Les intervenants à un panel de haut niveau, tenu vendredi à Rabat, ont appelé à renforcer et améliorer la connectivité, qu’il s’agisse du transport aérien, des corridors routiers ou des postes-frontières, pour réussir l’intégration économique du continent.
Le continent ne pourra tirer pleinement profit de Zone de Libre-Échange Continentale Africaine (ZLECAf) sans des infrastructures permettant la libre circulation des personnes, des biens, ainsi qu’une harmonisation effective des procédures, ont souligné les participants à ce panel portant sur la connectivité aérienne, les échanges et la croissance économique en Afrique, organisé en marge de l’édition 2025 de l’Africa Investment Forum (AIF).
Intervenant à cette occasion, la vice-présidente de la Banque Africaine de Développement (BAD) chargée du développement régional, Nnenna Nwabufo, a affirmé que les avions, les corridors de transport et les postes-frontières constituent un même écosystème régional, et doivent donc être développés conjointement pour soutenir l’intégration continentale.
Elle a mis en avant l’importance d’une mise en œuvre effective du marché unique africain du transport aérien (SAATM), relevant que l’ouverture des cieux pourrait générer jusqu’à 1,3 milliard de dollars de PIB supplémentaire et plus de 150.000 emplois dans une douzaine de pays.
Dans ce contexte, Mme Nwabufo a rappelé que la BAD a investi plus d’un milliard de dollars dans l’aviation africaine en dix ans et financé 27 postes-frontières à guichet unique et 16 ponts transfrontaliers au sein de 25 corridors, soulignant que ces investissements ont permis d’accélérer considérablement le passage des frontières dans plusieurs régions.

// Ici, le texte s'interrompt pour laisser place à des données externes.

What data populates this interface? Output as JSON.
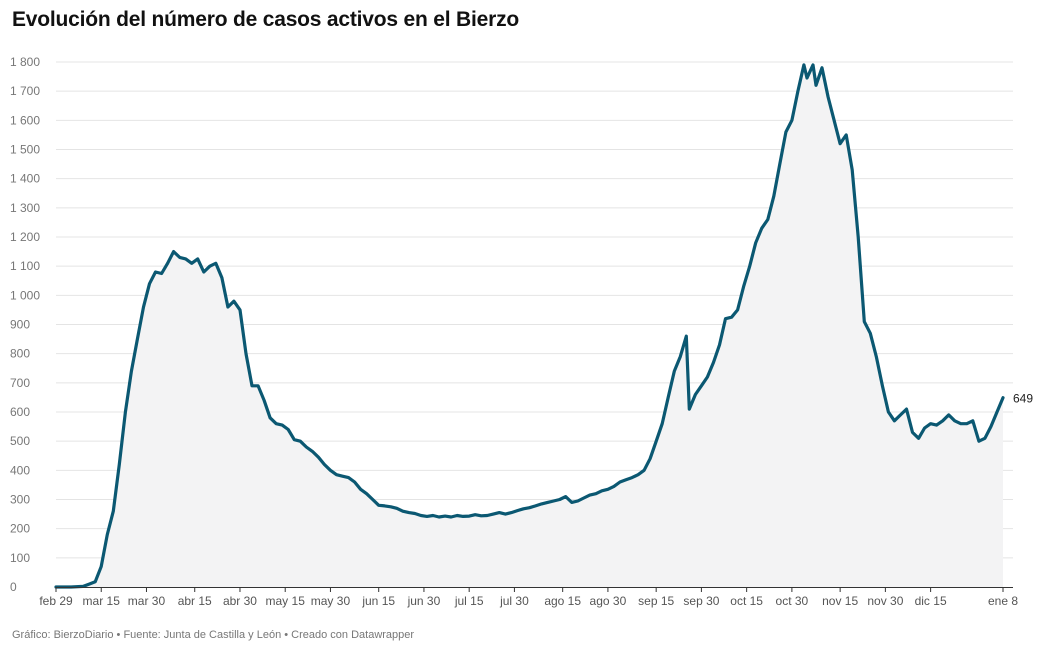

Elle a également plaidé pour une digitalisation accrue afin de passer du « one-stop » au « no-stop border post ».
Pour sa part, la Chief Operating Officer de Royal Air Maroc, Ilham Kazzini, a relevé que la connectivité intra-africaine demeure très limitée, rappelant que le continent représente 20% de la population mondiale mais seulement 2% du trafic aérien.
Notant que la RAM dessert désormais 30 destinations africaines, avec des fréquences quotidiennes pour la majorité d’entre elles, elle a affirmé que l’extension du réseau dépendra notamment de l’harmonisation des accords bilatéraux et du renforcement des infrastructures aéroportuaires.
Mme Kazzini a également estimé que la fluidification des procédures aéroportuaires et la digitalisation constituent des leviers essentiels pour réduire les temps de rotation, accroître les capacités et ouvrir de nouvelles routes, ajoutant que la compagnie poursuit l’expansion de son réseau dans la perspective d’une flotte portée à 130 avions en 2030 et 200 en 2037.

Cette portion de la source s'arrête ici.